For two decades, the discovery question for B2B SaaS was simple: where do we rank on Google? That question is no longer the whole story. A growing share of buyers now open ChatGPT, Claude, Gemini or Perplexity and ask, in plain language, “what’s the best tool for X?” — and they act on the shortlist the assistant gives back.
Generative Engine Optimization (GEO) is the practice of influencing those answers: making sure that when an AI assistant recommends tools in your category, your product is on the list, named accurately, and described in a way that wins the click.

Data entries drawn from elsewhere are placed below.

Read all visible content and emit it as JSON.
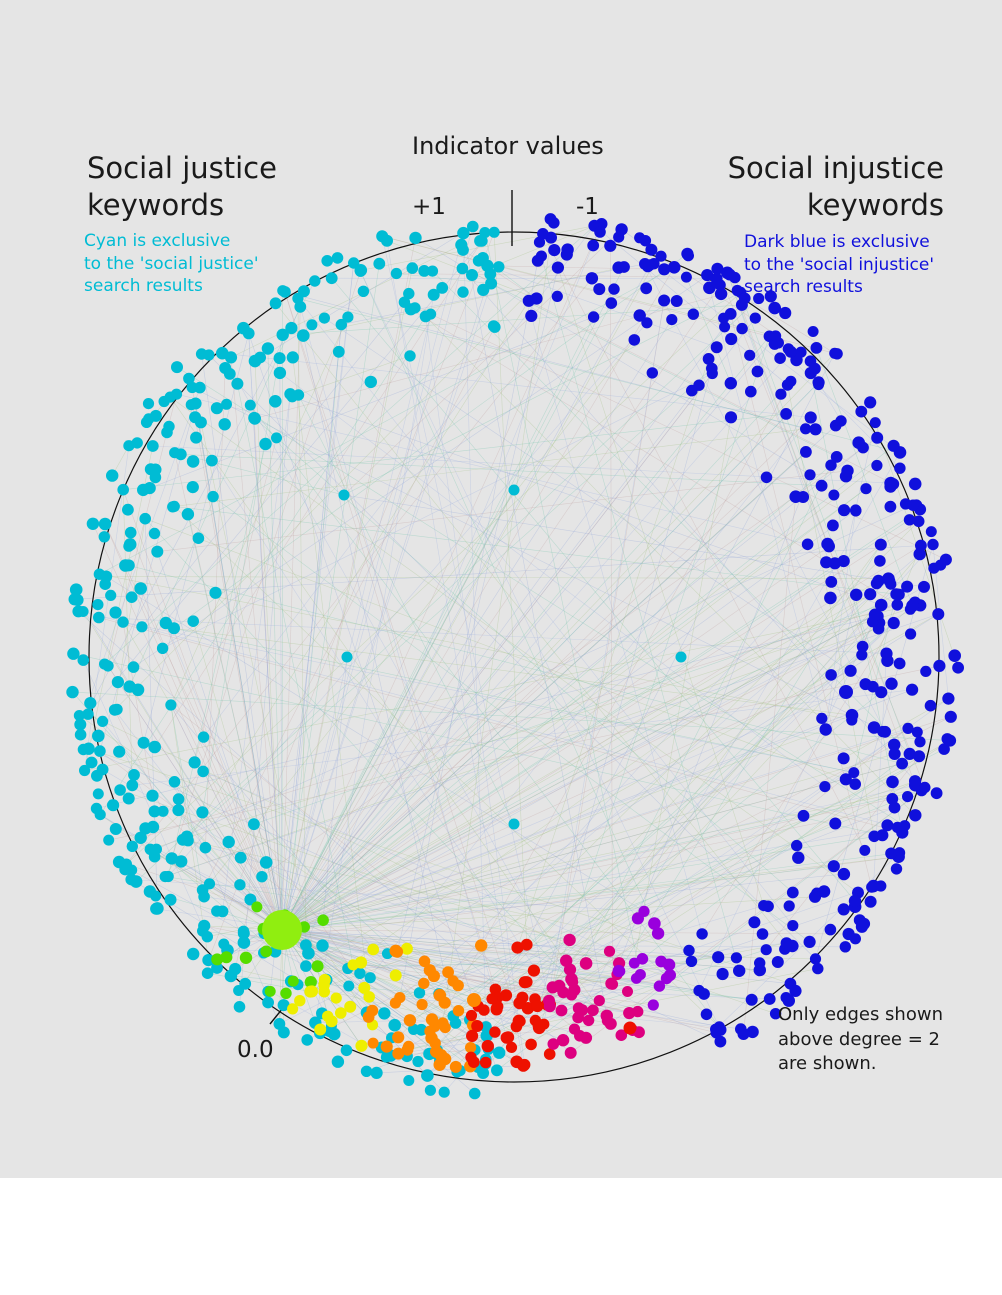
{
  "indicator_label": "Indicator values",
  "scale": {
    "left_value": "+1",
    "right_value": "-1",
    "bottom_value": "0.0"
  },
  "left_group": {
    "title_line1": "Social justice",
    "title_line2": "keywords",
    "note_lines": [
      "Cyan is exclusive",
      "to the 'social justice'",
      "search results"
    ],
    "color": "#00bcd4"
  },
  "right_group": {
    "title_line1": "Social injustice",
    "title_line2": "keywords",
    "note_lines": [
      "Dark blue is exclusive",
      "to the 'social injustice'",
      "search results"
    ],
    "color": "#1010dc"
  },
  "edge_note_lines": [
    "Only edges shown",
    "above degree = 2",
    "are shown."
  ],
  "palette": {
    "cyan": "#00bcd4",
    "dark_blue": "#1010dc",
    "lime": "#90ee10",
    "green": "#55dd00",
    "yellow": "#eeee00",
    "orange": "#ff8800",
    "red": "#ee1100",
    "magenta": "#dd0080",
    "purple": "#9900dd",
    "circle": "#111111",
    "panel": "#e5e5e5"
  }
}
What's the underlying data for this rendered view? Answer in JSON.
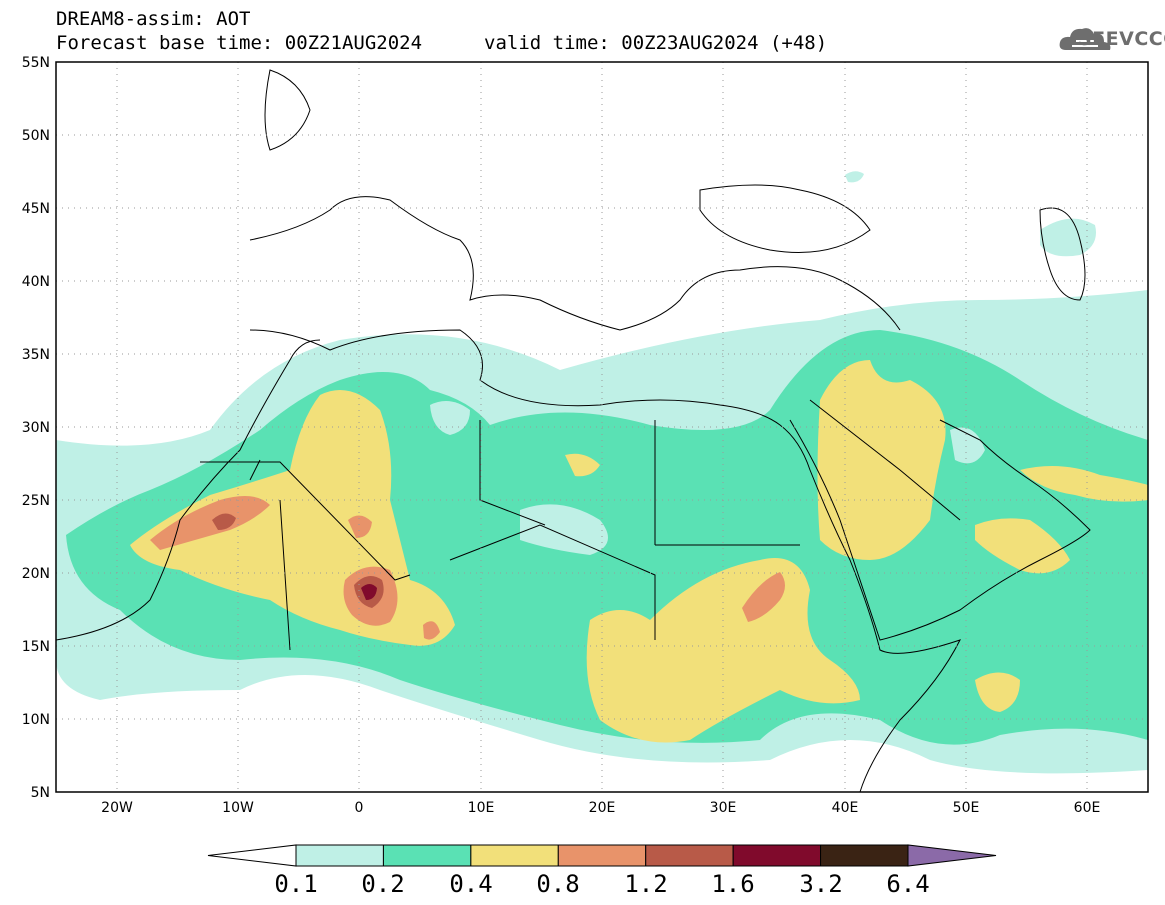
{
  "header": {
    "title": "DREAM8-assim: AOT",
    "base_time": "Forecast base time: 00Z21AUG2024",
    "valid_time": "valid time: 00Z23AUG2024 (+48)"
  },
  "logo": {
    "text": "SEEVCCC",
    "color": "#6e6e6e"
  },
  "map": {
    "lat_labels": [
      "55N",
      "50N",
      "45N",
      "40N",
      "35N",
      "30N",
      "25N",
      "20N",
      "15N",
      "10N",
      "5N"
    ],
    "lon_labels": [
      "20W",
      "10W",
      "0",
      "10E",
      "20E",
      "30E",
      "40E",
      "50E",
      "60E"
    ],
    "lat_range": [
      5,
      55
    ],
    "lon_range": [
      -25,
      65
    ],
    "grid": "dotted"
  },
  "colorbar": {
    "labels": [
      "0.1",
      "0.2",
      "0.4",
      "0.8",
      "1.2",
      "1.6",
      "3.2",
      "6.4"
    ],
    "colors": [
      "#bff0e6",
      "#5ae1b4",
      "#f2e07a",
      "#e8936a",
      "#b85a48",
      "#800a2c",
      "#3a2314",
      "#8b6aa8"
    ],
    "under_color": "#ffffff"
  }
}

Why GEO is not just SEO with a new name
SEO optimizes for a ranked list of links. The user still does the synthesizing — they scan ten blue links and decide. GEO optimizes for the synthesis itself. The model has already read the sources, weighed them, and is handing the buyer a small, opinionated shortlist.
That changes the game in three ways:
- There is no page two. An assistant typically names three to five tools. You are either in that set or invisible — there is no “ranked #11” consolation traffic.

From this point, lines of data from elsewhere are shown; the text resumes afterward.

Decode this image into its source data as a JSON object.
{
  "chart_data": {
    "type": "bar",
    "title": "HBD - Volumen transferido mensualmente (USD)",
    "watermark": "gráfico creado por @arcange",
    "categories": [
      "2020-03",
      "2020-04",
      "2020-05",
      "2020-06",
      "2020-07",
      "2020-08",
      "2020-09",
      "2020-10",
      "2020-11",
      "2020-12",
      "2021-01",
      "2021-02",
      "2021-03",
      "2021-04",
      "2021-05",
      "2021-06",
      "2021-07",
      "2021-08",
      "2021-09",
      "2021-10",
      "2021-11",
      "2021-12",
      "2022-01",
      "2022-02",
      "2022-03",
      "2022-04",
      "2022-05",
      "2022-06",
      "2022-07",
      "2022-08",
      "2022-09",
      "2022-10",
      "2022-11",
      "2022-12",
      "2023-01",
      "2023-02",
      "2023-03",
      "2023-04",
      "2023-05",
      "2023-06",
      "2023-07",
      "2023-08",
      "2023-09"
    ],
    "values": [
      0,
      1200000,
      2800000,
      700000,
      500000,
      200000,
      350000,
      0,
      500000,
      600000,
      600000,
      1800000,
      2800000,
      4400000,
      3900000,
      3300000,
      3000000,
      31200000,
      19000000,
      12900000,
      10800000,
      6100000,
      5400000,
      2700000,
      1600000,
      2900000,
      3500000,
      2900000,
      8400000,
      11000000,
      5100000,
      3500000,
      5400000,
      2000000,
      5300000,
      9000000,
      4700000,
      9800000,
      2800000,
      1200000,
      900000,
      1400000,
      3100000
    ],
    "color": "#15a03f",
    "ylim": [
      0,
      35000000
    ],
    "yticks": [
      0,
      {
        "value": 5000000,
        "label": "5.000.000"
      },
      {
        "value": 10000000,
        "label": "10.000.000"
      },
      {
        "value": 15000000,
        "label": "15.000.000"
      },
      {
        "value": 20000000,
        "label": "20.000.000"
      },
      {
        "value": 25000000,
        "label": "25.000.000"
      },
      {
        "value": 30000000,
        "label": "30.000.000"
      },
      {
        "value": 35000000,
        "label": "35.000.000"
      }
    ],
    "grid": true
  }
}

- Context travels with the mention. Being named isn’t enough. How you’re described — “best for enterprise,” “cheapest,” “hard to set up” — ships alongside the recommendation and shapes intent before the buyer ever reaches your site.
- The answer is non-deterministic. Ask the same question twice and the shortlist can shift. Visibility is a distribution, not a fixed rank, so it has to be measured across many runs.

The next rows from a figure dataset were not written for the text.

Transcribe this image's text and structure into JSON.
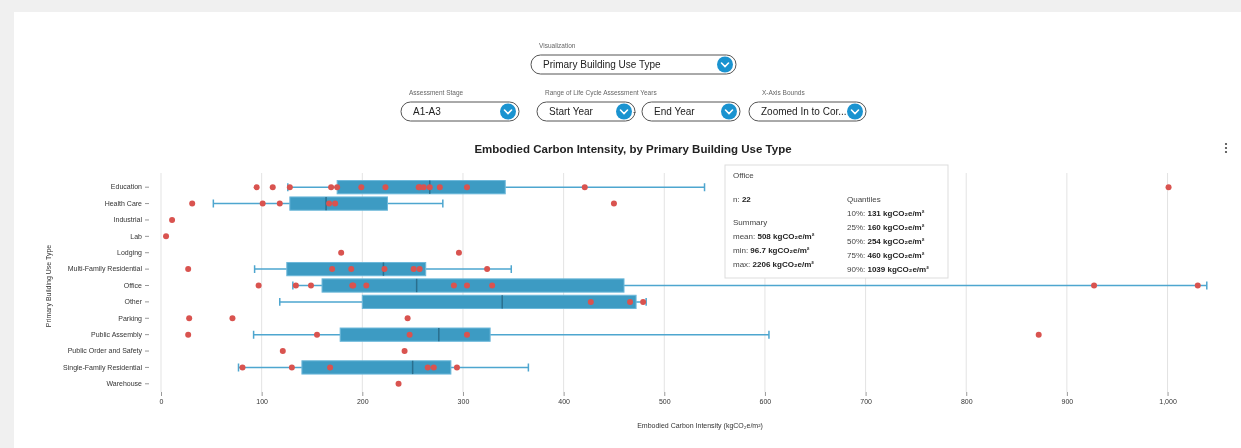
{
  "chart_data": {
    "type": "box",
    "orientation": "horizontal",
    "title": "Embodied Carbon Intensity, by Primary Building Use Type",
    "xlabel": "Embodied Carbon Intensity (kgCO₂e/m²)",
    "ylabel": "Primary Building Use Type",
    "categories": [
      "Education",
      "Health Care",
      "Industrial",
      "Lab",
      "Lodging",
      "Multi-Family Residential",
      "Office",
      "Other",
      "Parking",
      "Public Assembly",
      "Public Order and Safety",
      "Single-Family Residential",
      "Warehouse"
    ],
    "xlim": [
      0,
      1070
    ],
    "xticks": [
      0,
      100,
      200,
      300,
      400,
      500,
      600,
      700,
      800,
      900,
      {
        "value": 1000,
        "label": "1,000"
      }
    ],
    "grid": "x",
    "marker": "circle",
    "series": [
      {
        "type": "box",
        "color": "#3d9bc3",
        "boxes": [
          {
            "low": 126,
            "q1": 175,
            "median": 267,
            "q3": 342,
            "high": 540
          },
          {
            "low": 52,
            "q1": 128,
            "median": 164,
            "q3": 225,
            "high": 280
          },
          null,
          null,
          null,
          {
            "low": 93,
            "q1": 125,
            "median": 221,
            "q3": 263,
            "high": 348
          },
          {
            "low": 131,
            "q1": 160,
            "median": 254,
            "q3": 460,
            "high": 1039
          },
          {
            "low": 118,
            "q1": 200,
            "median": 339,
            "q3": 472,
            "high": 482
          },
          null,
          {
            "low": 92,
            "q1": 178,
            "median": 276,
            "q3": 327,
            "high": 604
          },
          null,
          {
            "low": 77,
            "q1": 140,
            "median": 250,
            "q3": 288,
            "high": 365
          },
          null
        ]
      },
      {
        "type": "scatter",
        "color": "#d9534f",
        "x": [
          "Education",
          "Education",
          "Education",
          "Education",
          "Education",
          "Education",
          "Education",
          "Education",
          "Education",
          "Education",
          "Education",
          "Education",
          "Education",
          "Education",
          "Education",
          "Health Care",
          "Health Care",
          "Health Care",
          "Health Care",
          "Health Care",
          "Health Care",
          "Industrial",
          "Lab",
          "Lodging",
          "Lodging",
          "Multi-Family Residential",
          "Multi-Family Residential",
          "Multi-Family Residential",
          "Multi-Family Residential",
          "Multi-Family Residential",
          "Multi-Family Residential",
          "Multi-Family Residential",
          "Office",
          "Office",
          "Office",
          "Office",
          "Office",
          "Office",
          "Office",
          "Office",
          "Office",
          "Office",
          "Office",
          "Other",
          "Other",
          "Other",
          "Parking",
          "Parking",
          "Parking",
          "Public Assembly",
          "Public Assembly",
          "Public Assembly",
          "Public Assembly",
          "Public Assembly",
          "Public Order and Safety",
          "Public Order and Safety",
          "Single-Family Residential",
          "Single-Family Residential",
          "Single-Family Residential",
          "Single-Family Residential",
          "Single-Family Residential",
          "Single-Family Residential",
          "Warehouse"
        ],
        "values": [
          95,
          111,
          128,
          169,
          175,
          199,
          223,
          256,
          257,
          261,
          267,
          277,
          304,
          421,
          1001,
          31,
          101,
          118,
          167,
          173,
          450,
          11,
          5,
          179,
          296,
          27,
          170,
          189,
          222,
          251,
          257,
          324,
          97,
          134,
          149,
          190,
          191,
          204,
          291,
          304,
          329,
          927,
          1030,
          427,
          466,
          479,
          28,
          71,
          245,
          27,
          155,
          247,
          304,
          872,
          121,
          242,
          81,
          130,
          168,
          265,
          271,
          294,
          236
        ]
      }
    ],
    "annotations": [
      "Visualization",
      "Primary Building Use Type",
      "Assessment Stage",
      "A1-A3",
      "Range of Life Cycle Assessment Years",
      "Start Year",
      "-",
      "End Year",
      "X-Axis Bounds",
      "Zoomed In to Cor...",
      "Office",
      "n: 22",
      "Summary",
      "mean: 508 kgCO₂e/m²",
      "min: 96.7 kgCO₂e/m²",
      "max: 2206 kgCO₂e/m²",
      "Quantiles",
      "10%: 131 kgCO₂e/m²",
      "25%: 160 kgCO₂e/m²",
      "50%: 254 kgCO₂e/m²",
      "75%: 460 kgCO₂e/m²",
      "90%: 1039 kgCO₂e/m²"
    ]
  }
}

What actually influences an AI recommendation
No one outside the labs has the exact recipe, but the inputs are observable and consistent:
- Breadth and quality of third-party sources. Review sites, comparison articles, forums, documentation, and reputable editorial coverage are the raw material models draw on. Tools that show up across many independent sources get recommended more reliably.
- Clarity of positioning. Models reward products that are unambiguous about who they’re for and what category they belong to. Fuzzy positioning gets paraphrased into someone else’s category.
- Corroboration over claims. A model trusts “three review sites and a Reddit thread agree this is good for startups” far more than your own marketing copy.
- Freshness and consensus. When the web’s consensus about your category shifts, the recommendations shift with it — often within weeks of new content landing.
Where to start
GEO work tends to follow a loop:
- Measure first. Pick the buyer questions that matter — your category, your competitors, your top use cases — and check what the assistants actually say today. You cannot improve a shortlist you’ve never read.
- Find the gaps. Note where a competitor is recommended and you aren’t, and why the model gives the reason it does.
- Close them with corroboration. Earn mentions in the third-party sources the models lean on. Make your positioning legible. Get specific, comparable, and quotable.
- Re-measure. Because answers drift, GEO is a tracking discipline, not a one-time fix.
Where Cypress fits
This is the loop Cypress is built for. It benchmarks hundreds of real, buyer-style prompts across the major assistants, then scores whether you appear, how strongly you’re recommended, which competitors win when you don’t, and which topics you’re missing — so the “measure” and “find the gaps” steps stop being guesswork.
GEO is early, which is exactly why it’s worth doing now. The brands that learn how AI assistants talk about their category today will be the defaults those assistants reach for tomorrow.